For workstation tasks running alongside gaming – video encoding, Blender renders queued between play sessions, Lightroom catalogs open in the background – the HX 370’s all-performance-core design pulls ahead clearly. Multi-threaded rendering benchmarks consistently favor AMD here, sometimes by 15 percent or more depending on the workload. If the laptop is doing double duty as a creative workstation and a gaming machine, the HX 370 earns its place more convincingly. The 285H is the better pure gaming chip in specific scenarios; the HX 370 is the more versatile workhorse overall. Notably, the RTX 5080 laptop GPU pairing tends to expose CPU bottlenecks in both chips at 1080p, making the platform choice even more consequential for buyers targeting the highest GPU tier.
Which One Should You Actually Buy
The buying decision comes down to use case more than brand loyalty. If your workload is primarily gaming with some productivity, and especially if that gaming skews toward competitive titles that run at high frame rates on lower graphics settings, the Core Ultra 9 285H delivers what you need with slightly better thermal management at sustained load. Intel’s platform also has broader OEM support right now, meaning more chassis options at different price points and form factors.
AMD’s HX 370 makes the stronger case for anyone who genuinely splits time between creative work and gaming. The multi-threaded performance advantage in rendering and encoding is real, the Zen 5 architecture handles complex open-world gaming well, and the NPU integration is ahead of Intel’s current offering for software that already takes advantage of it. The growing number of AI-accelerated features in games and creative tools means that NPU gap may become more relevant over the laptop’s lifespan than it is today.
Battery life in gaming scenarios is roughly comparable between the two, with both platforms draining fast under discrete GPU load as expected. Where AMD holds a notable edge is in light workstation tasks on integrated graphics – the RDNA 3.5 iGPU in the HX 370 is meaningfully stronger than Intel’s Arc graphics on the 285H, which matters for portable use away from a power outlet.

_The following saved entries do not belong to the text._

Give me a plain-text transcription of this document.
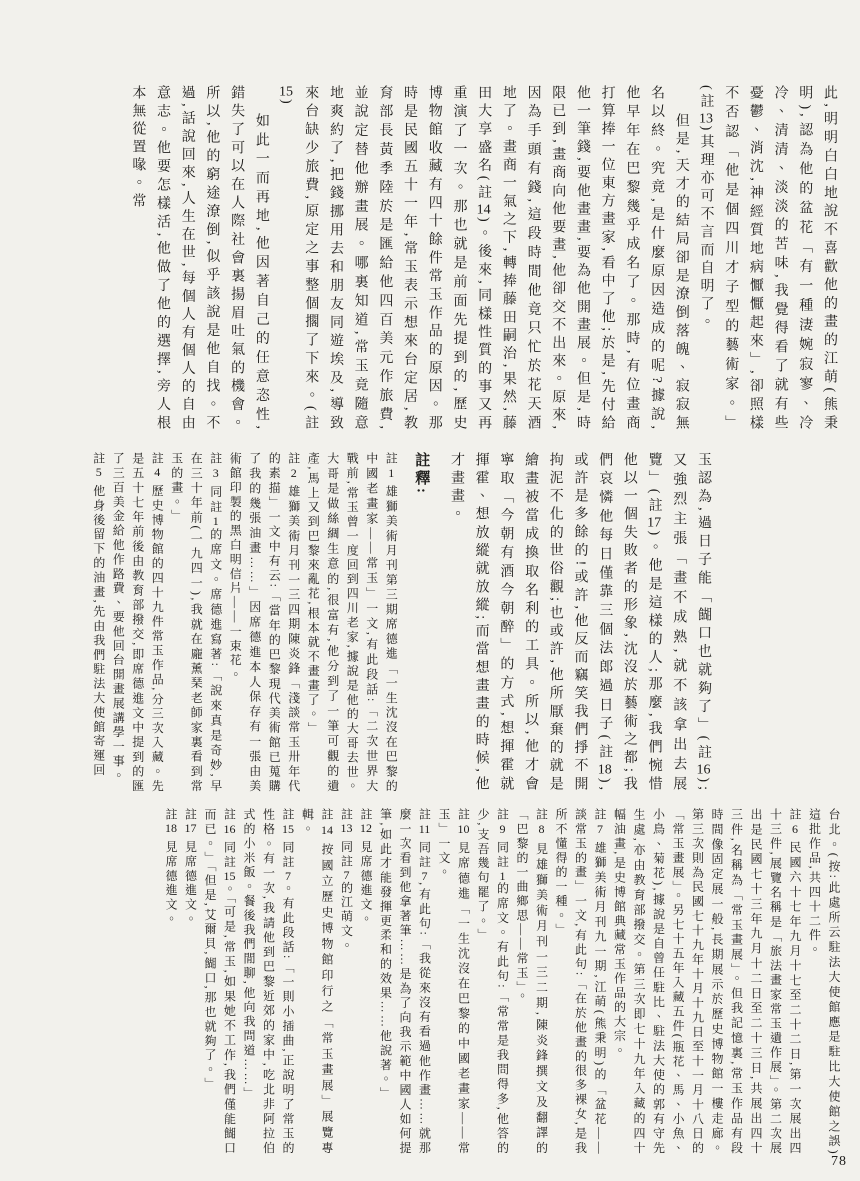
此,明明白白地說不喜歡他的畫的江萌(熊秉明),認為他的盆花「有一種淒婉寂寥、冷冷、清清、淡淡的苦味,我覺得看了就有些憂鬱、消沈,神經質地病懨懨起來」,卻照樣不否認「他是個四川才子型的藝術家。」(註13)其理亦可不言而自明了。

但是,天才的結局卻是潦倒落魄、寂寂無名以終。究竟,是什麼原因造成的呢?據說,他早年在巴黎幾乎成名了。那時,有位畫商打算捧一位東方畫家,看中了他;於是,先付給他一筆錢,要他畫畫,要為他開畫展。但是,時限已到,畫商向他要畫,他卻交不出來。原來,因為手頭有錢,這段時間他竟只忙於花天酒地了。畫商一氣之下,轉捧藤田嗣治,果然,藤田大享盛名(註14)。後來,同樣性質的事又再重演了一次。那也就是前面先提到的,歷史博物館收藏有四十餘件常玉作品的原因。那時是民國五十一年,常玉表示想來台定居,教育部長黃季陸於是匯給他四百美元作旅費,並說定替他辦畫展。哪裏知道,常玉竟隨意地爽約了,把錢挪用去和朋友同遊埃及,導致來台缺少旅費,原定之事整個擱了下來。(註15)

如此一而再地,他因著自己的任意恣性,錯失了可以在人際社會裏揚眉吐氣的機會。所以,他的窮途潦倒,似乎該說是他自找。不過,話說回來,人生在世,每個人有個人的自由意志。他要怎樣活,他做了他的選擇,旁人根本無從置喙。常

玉認為,過日子能「餬口也就夠了」(註16);又強烈主張「畫不成熟,就不該拿出去展覽」(註17)。他是這樣的人;那麼,我們惋惜他以一個失敗者的形象,沈沒於藝術之都;我們哀憐他每日僅靠三個法郎過日子(註18),或許是多餘的!或許,他反而竊笑我們掙不開拘泥不化的世俗觀;也或許,他所厭棄的就是繪畫被當成換取名利的工具。所以,他才會寧取「今朝有酒今朝醉」的方式,想揮霍就揮霍、想放縱就放縱;而當想畫畫的時候,他才畫畫。

註釋:

註1雄獅美術月刊第三期席德進「一生沈沒在巴黎的中國老畫家——常玉」一文,有此段話:「二次世界大戰前,常玉曾一度回到四川老家,據說是他的大哥去世。大哥是做絲綢生意的,很富有,他分到了一筆可觀的遺產,馬上又到巴黎來亂花,根本就不畫畫了。」

註2雄獅美術月刊一三四期陳炎鋒「淺談常玉卅年代的素描」一文中有云:「當年的巴黎現代美術館已蒐購了我的幾張油畫……」因席德進本人保存有一張由美術館印製的黑白明信片——一束花。

註3同註1的席文。席德進寫著:「說來真是奇妙,早在三十年前(一九四一),我就在龐薰琹老師家裏看到常玉的畫。」

註4歷史博物館的四十九件常玉作品,分三次入藏。先是五十七年前後由教育部撥交,即席德進文中提到的匯了三百美金給他作路費、要他回台開畫展講學一事。

註5他身後留下的油畫,先由我們駐法大使館寄運回

台北。(按:此處所云駐法大使館應是駐比大使館之誤)這批作品,共四十二件。

註6民國六十七年九月十七至二十二日,第一次展出四十三件,展覽名稱是「旅法畫家常玉遺作展」。第二次展出是民國七十三年九月十二日至二十三日,共展出四十三件,名稱為「常玉畫展」。但我記憶裏,常玉作品有段時間像固定展一般,長期展示於歷史博物館一樓走廊。第三次則為民國七十九年十月十九日至十一月十八日的「常玉畫展」。另七十五年入藏五件(瓶花、馬、小魚、小鳥、菊花),據說是自曾任駐比、駐法大使的郭有守先生處,亦由教育部撥交。第三次即七十九年入藏的四十幅油畫,是史博館典藏常玉作品的大宗。

註7雄獅美術月刊九一期,江萌(熊秉明)的「盆花——談常玉的畫」一文,有此句:「在於他畫的很多裸女,是我所不懂得的一種。」

註8見雄獅美術月刊一三二期,陳炎鋒撰文及翻譯的「巴黎的一曲鄉思——常玉」。

註9同註1的席文。有此句:「常常是我問得多,他答的少,支吾幾句罷了。」

註10見席德進「一生沈沒在巴黎的中國老畫家——常玉」一文。

註11同註7,有此句:「我從來沒有看過他作畫……就那麼一次看到他拿著筆……是為了向我示範中國人如何提筆,如此才能發揮更柔和的效果……他說著。」

註12見席德進文。

註13同註7的江萌文。

註14按國立歷史博物館印行之「常玉畫展」展覽專輯。

註15同註7。有此段話:「一則小插曲,正說明了常玉的性格。有一次,我請他到巴黎近郊的家中,吃北非阿拉伯式的小米飯。餐後我們閒聊,他向我問道……」

註16同註15。「可是,常玉,如果她不工作,我們僅能餬口而已。」「但是,艾爾貝,餬口,那也就夠了。」

註17見席德進文。

註18見席德進文。

78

The one scenario where this comparison gets complicated is resolution. At 1440p and especially 4K, the discrete GPU carries most of the rendering weight and the CPU differences shrink considerably – frame rates converge and the platform advantages become marginal. The real differentiation lives at 1080p and in CPU-bound workloads, which is exactly the territory workstation gaming laptops occupy most of the time.